Man or mouse
I like people.
Most people don’t like me back, but… hey, we are living in a free society.
If people find me obnoxious, then I consider that a valid reason for not liking me; I might very well feel the same if I were in their shoes.
Frankly, I can’t be bothered – a vida são dois dias, as we say in Portugal. In translation that would be something like: Life is too short.
That does not mean though that the psychological mechanisms behind it (whom people like or dislike, and why) are not interesting. As a matter of fact I love to ruminate on them…
For instance, I am one of those rare guys that offer strangers my trust and respect right away. Most people do not trust that attitude – let alone, respect it. Most people seem to feel that respect and trust are things that need to be earned first. Now, to me that is weird. To me it is quite simple: if one trusts oneself, and respects oneself, why would one begrudge a stranger the same courtesy?
Don’t get me wrong now – do not think for a minute that the other one cannot lose them, my trust and respect. As a matter of fact, very easily. Nothing definite though, no worries; he or she may well see them back as early as… hell freezes over. Yet, once again, I do not see why I should withhold them from the outset. To me that does make no sense at all. But, as I said (and as you have gathered by now), I’m weird… uhh, rare.
The next thing I do is: I keep my distance to new acquaintances that immediately pouted their lips in disapproval…
Is that in contradiction with my opening statement, you say?
I beg to differ. I love all creatures great and small; that doesn’t need to imply – I feel – I want to invite a rattle-snake into my bed. Although that, on occasion, has happened, I must admit – a serpent in my bed, I mean, or on the kitchen table (on the bare floor sometimes when we had no solid piece of furniture within immediate reach).
I especially love the strangers that respond well to my approach – the ones that stand proud (don’t pout) and… smile. Some of those may even become close friends. However, close friends one can fall out with (with the others that’s impossible, I thought until today). And when that turns out to be irreversible, they are inevitably reduced to the Little League of Pouters. Shit happens.
Nevertheless, when it happens it hurts, for a while.
Therefore, I was quite surprised with myself when I felt a weird stab when a friend let me know today that a German pouter, whom I have vaguely known from a distance for many years, told him a couple of days ago that we have fallen out – we, as in the German pouter and I.
I was gobsmacked. I mean, why should I have felt anything at all?
I honestly believed up until now that ‘falling out’ was a reciprocal act, as in ‘it takes two to tango‘.
Moreover, one of the last times I actually did see the guy, was about two months ago at the dinner table at some friends’ house. As it was an all Portuguese party I was feeling sorry for the pouter and bent over backwards to strike up a conversation in German. If memory serves me well, at that occasion it was actually the first time in all those years that we had a bit of a tête-à-tête.
What a bitch!
And I am not saying that because he is schwul – I have no problems whatsoever with other people’s orientation in life, or sexual behaviour for that matter (provided there’s balance of power).

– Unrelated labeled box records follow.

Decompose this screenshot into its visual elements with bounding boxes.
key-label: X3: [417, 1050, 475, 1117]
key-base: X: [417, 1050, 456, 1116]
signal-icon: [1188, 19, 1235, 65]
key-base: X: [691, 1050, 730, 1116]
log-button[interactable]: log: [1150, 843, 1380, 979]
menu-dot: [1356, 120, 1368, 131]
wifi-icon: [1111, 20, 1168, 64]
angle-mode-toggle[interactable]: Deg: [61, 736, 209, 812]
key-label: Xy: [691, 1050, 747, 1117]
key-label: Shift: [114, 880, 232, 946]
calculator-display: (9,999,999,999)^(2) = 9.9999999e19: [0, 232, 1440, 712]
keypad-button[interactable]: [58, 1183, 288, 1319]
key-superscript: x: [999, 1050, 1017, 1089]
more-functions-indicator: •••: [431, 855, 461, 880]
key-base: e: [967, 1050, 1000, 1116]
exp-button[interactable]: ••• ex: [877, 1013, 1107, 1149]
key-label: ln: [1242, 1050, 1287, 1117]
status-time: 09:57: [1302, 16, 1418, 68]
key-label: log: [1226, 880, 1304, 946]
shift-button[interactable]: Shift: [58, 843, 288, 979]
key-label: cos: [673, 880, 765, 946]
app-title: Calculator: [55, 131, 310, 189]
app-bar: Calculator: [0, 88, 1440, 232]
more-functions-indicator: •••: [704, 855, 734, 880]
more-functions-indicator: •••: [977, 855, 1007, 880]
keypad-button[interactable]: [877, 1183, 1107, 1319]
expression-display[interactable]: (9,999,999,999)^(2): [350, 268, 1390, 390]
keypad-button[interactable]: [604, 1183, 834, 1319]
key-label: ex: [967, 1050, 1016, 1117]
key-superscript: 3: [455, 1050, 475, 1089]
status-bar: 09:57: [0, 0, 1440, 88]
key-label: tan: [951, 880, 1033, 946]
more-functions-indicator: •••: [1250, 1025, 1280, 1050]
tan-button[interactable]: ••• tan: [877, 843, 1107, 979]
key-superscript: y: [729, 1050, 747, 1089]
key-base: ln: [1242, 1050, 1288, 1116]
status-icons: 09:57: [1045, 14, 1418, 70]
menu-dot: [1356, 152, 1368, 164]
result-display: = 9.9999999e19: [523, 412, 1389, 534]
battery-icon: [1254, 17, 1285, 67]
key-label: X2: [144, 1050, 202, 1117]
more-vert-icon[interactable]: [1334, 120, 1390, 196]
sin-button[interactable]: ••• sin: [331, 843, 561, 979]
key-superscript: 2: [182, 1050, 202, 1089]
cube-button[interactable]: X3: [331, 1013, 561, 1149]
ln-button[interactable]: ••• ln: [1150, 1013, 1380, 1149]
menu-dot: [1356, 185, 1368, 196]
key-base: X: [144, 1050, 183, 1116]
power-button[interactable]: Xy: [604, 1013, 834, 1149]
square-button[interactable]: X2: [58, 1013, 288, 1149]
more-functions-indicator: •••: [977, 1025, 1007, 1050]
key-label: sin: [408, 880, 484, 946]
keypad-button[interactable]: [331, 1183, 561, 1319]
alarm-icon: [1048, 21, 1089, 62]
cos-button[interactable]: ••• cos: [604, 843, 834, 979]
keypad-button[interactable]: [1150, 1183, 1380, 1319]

For a long time I actually was convinced that the G in LBGT stood for German, as all the Germans that I know seem… well, I’d better not get into that right now, had I!
Still, what a twit!
I seem to have fallen out with someone without realising it. Now, how weird is that on the scale of Rare?
Well, there’s a first time for everything, I suppose.
The conversation we had at that dinner party may very well have been a bit one-sided – as often happens when I am trying to be nice to a person I feel I have virtually nothing in common with – but I do not seem to remember where I could have offended him…
What’s that?
There’s only one way to find out, I agree: Ask him, if I am that curious.
The thing with that is, he just lost my trust and respect. So, I shall probably feel the urge to ask him that… when hell freezes over.
My friend made an interesting point though: ‘You should always try to adapt your conversation to the intellectual level of the one you’re talking to.’
I hope no-one overheard his advice and take it to heart; I don’t want people stooping all the time when they’re addressing me.
No, what he probably meant to say was, that I am without any doubt the only one that finds my incessant word games very clever. A lot of people however may easily mistake those jokes with making fun of them.
He is indubatably spot on: I should refrain from being so childish. There’s only a tiny problem with that: one might as well ask the rain to refrain from falling down.